A generalization of the theorems of Chevalley-Warning and Ax-Katz via polynomial substitutions

TL;DR

This paper extends classical theorems on solution counts of polynomial systems over finite fields by incorporating polynomial substitutions, leading to generalized divisibility results including the Ax-Katz theorem and p-weight degree considerations.

Contribution

It introduces a unified framework for divisibility of solutions in polynomial systems over finite fields using polynomial substitutions, generalizing Chevalley-Warning, Morlaye-Joly, and Ax-Katz theorems.

Findings

Generalized divisibility conditions for polynomial solutions over finite fields.

Recovered classical theorems as special cases.
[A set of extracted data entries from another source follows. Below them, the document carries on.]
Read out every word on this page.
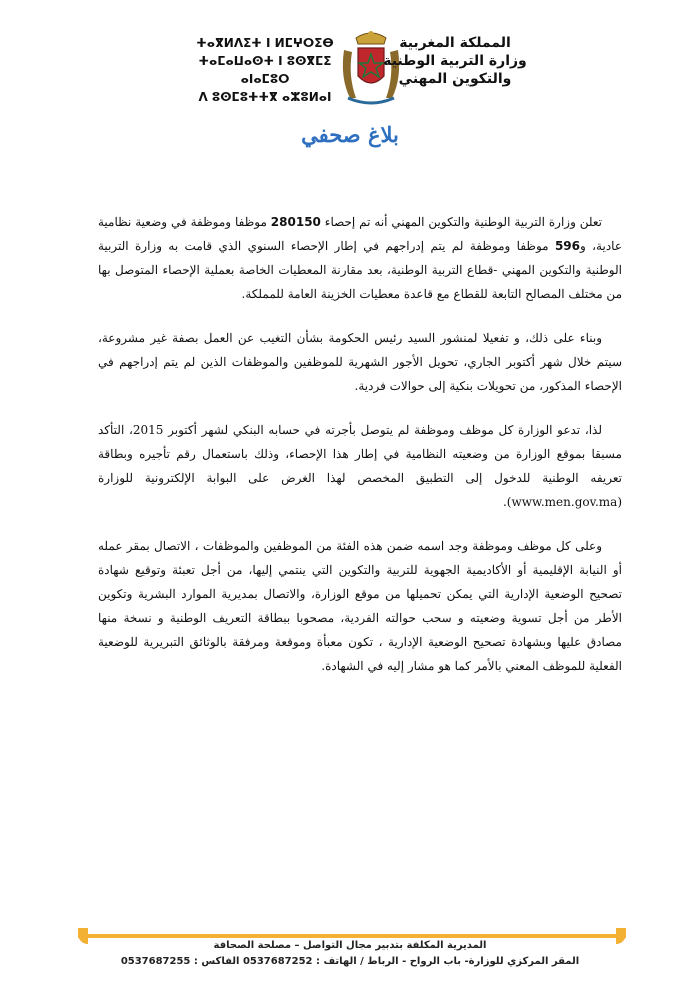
ⵜⴰⴳⵍⴷⵉⵜ ⵏ ⵍⵎⵖⵔⵉⴱ
ⵜⴰⵎⴰⵡⴰⵙⵜ ⵏ ⵓⵙⴳⵎⵉ ⴰⵏⴰⵎⵓⵔ
ⴷ ⵓⵙⵎⵓⵜⵜⴳ ⴰⵣⵓⵍⴰⵏ
المملكة المغربية
وزارة التربية الوطنية
والتكوين المهني
بلاغ صحفي

تعلن وزارة التربية الوطنية والتكوين المهني أنه تم إحصاء 280150 موظفا وموظفة في وضعية نظامية عادية، و596 موظفا وموظفة لم يتم إدراجهم في إطار الإحصاء السنوي الذي قامت به وزارة التربية الوطنية والتكوين المهني -قطاع التربية الوطنية، بعد مقارنة المعطيات الخاصة بعملية الإحصاء المتوصل بها من مختلف المصالح التابعة للقطاع مع قاعدة معطيات الخزينة العامة للمملكة.

وبناء على ذلك، و تفعيلا لمنشور السيد رئيس الحكومة بشأن التغيب عن العمل بصفة غير مشروعة، سيتم خلال شهر أكتوبر الجاري، تحويل الأجور الشهرية للموظفين والموظفات الذين لم يتم إدراجهم في الإحصاء المذكور، من تحويلات بنكية إلى حوالات فردية.

لذا، تدعو الوزارة كل موظف وموظفة لم يتوصل بأجرته في حسابه البنكي لشهر أكتوبر 2015، التأكد مسبقا بموقع الوزارة من وضعيته النظامية في إطار هذا الإحصاء، وذلك باستعمال رقم تأجيره وبطاقة تعريفه الوطنية للدخول إلى التطبيق المخصص لهذا الغرض على البوابة الإلكترونية للوزارة (www.men.gov.ma).

وعلى كل موظف وموظفة وجد اسمه ضمن هذه الفئة من الموظفين والموظفات ، الاتصال بمقر عمله أو النيابة الإقليمية أو الأكاديمية الجهوية للتربية والتكوين التي ينتمي إليها، من أجل تعبئة وتوقيع شهادة تصحيح الوضعية الإدارية التي يمكن تحميلها من موقع الوزارة، والاتصال بمديرية الموارد البشرية وتكوين الأطر من أجل تسوية وضعيته و سحب حوالته الفردية، مصحوبا ببطاقة التعريف الوطنية و نسخة منها مصادق عليها وبشهادة تصحيح الوضعية الإدارية ، تكون معبأة وموقعة ومرفقة بالوثائق التبريرية للوضعية الفعلية للموظف المعني بالأمر كما هو مشار إليه في الشهادة.

المديرية المكلفة بتدبير مجال التواصل – مصلحة الصحافة
المقر المركزي للوزارة- باب الرواح - الرباط / الهاتف : 0537687252 الفاكس : 0537687255
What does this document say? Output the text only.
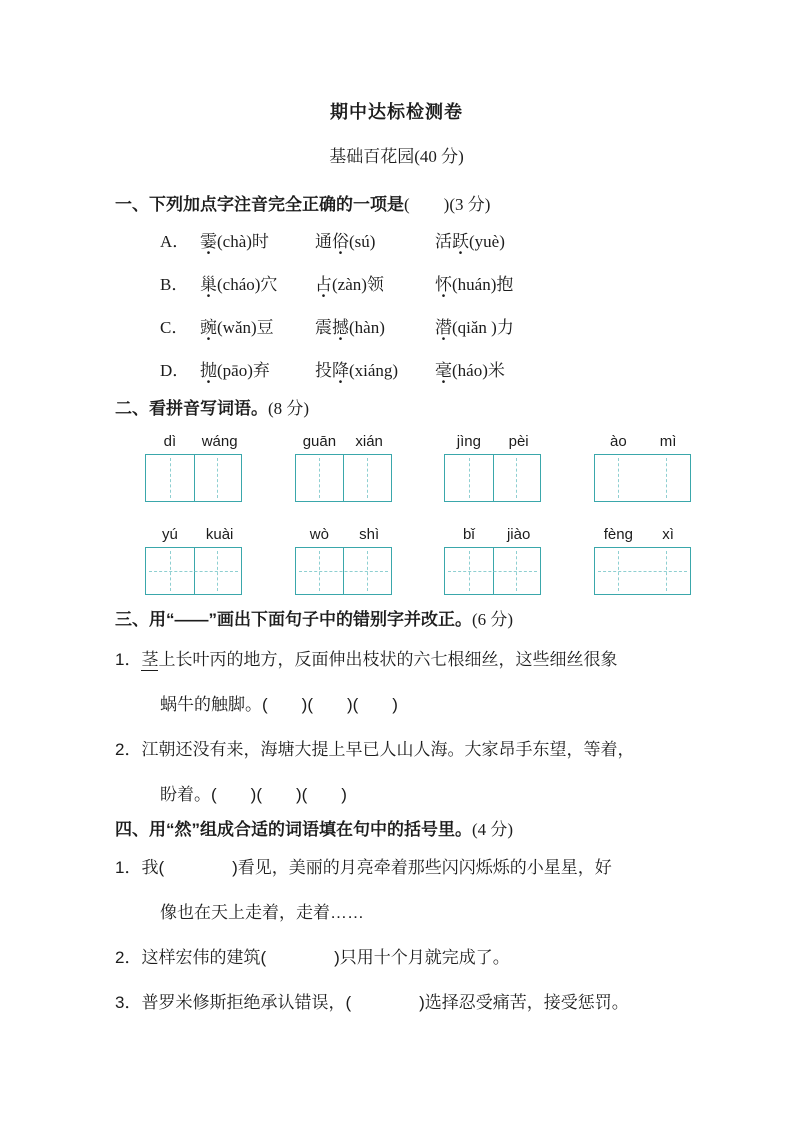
期中达标检测卷
基础百花园(40 分)
一、下列加点字注音完全正确的一项是(　　)(3 分)
A． 霎(chà)时	通俗(sú)	活跃(yuè)
B． 巢(cháo)穴	占(zàn)领	怀(huán)抱
C． 豌(wǎn)豆	震撼(hàn)	潜(qiǎn )力
D． 抛(pāo)弃	投降(xiáng)	毫(háo)米
二、看拼音写词语。(8 分)
dì	wáng	guān	xián	jìng	pèi	ào	mì
yú	kuài	wò	shì	bǐ	jiào	fèng	xì
三、用“——”画出下面句子中的错别字并改正。(6 分)
1．茎上长叶丙的地方，反面伸出枝状的六七根细丝，这些细丝很象
蜗牛的触脚。(　　)(　　)(　　)
2．江朝还没有来，海塘大提上早已人山人海。大家昂手东望，等着，
盼着。(　　)(　　)(　　)
四、用“然”组成合适的词语填在句中的括号里。(4 分)
1．我(　　　　)看见，美丽的月亮牵着那些闪闪烁烁的小星星，好
像也在天上走着，走着……
2．这样宏伟的建筑(　　　　)只用十个月就完成了。
3．普罗米修斯拒绝承认错误，(　　　　)选择忍受痛苦，接受惩罚。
Extended results to p-adic divisibilities and p-weight degrees.

Abstract

We give conditions under which the number of solutions of a system of polynomial equations over a finite field F_q of characteristic p is divisible by p. Our setup involves the substitution t_i |-> f_i(t_i) for auxiliary polynomials f_1,...,f_n in F_q[t]. We recover as special cases results of Chevalley-Warning and Morlaye-Joly. Then we investigate higher p-adic divisibilities, proving a result that recovers the Ax-Katz Theorem. We also consider p-weight degrees, recovering work of Moreno-Moreno, Moreno-Castro and Castro-Castro-Velez.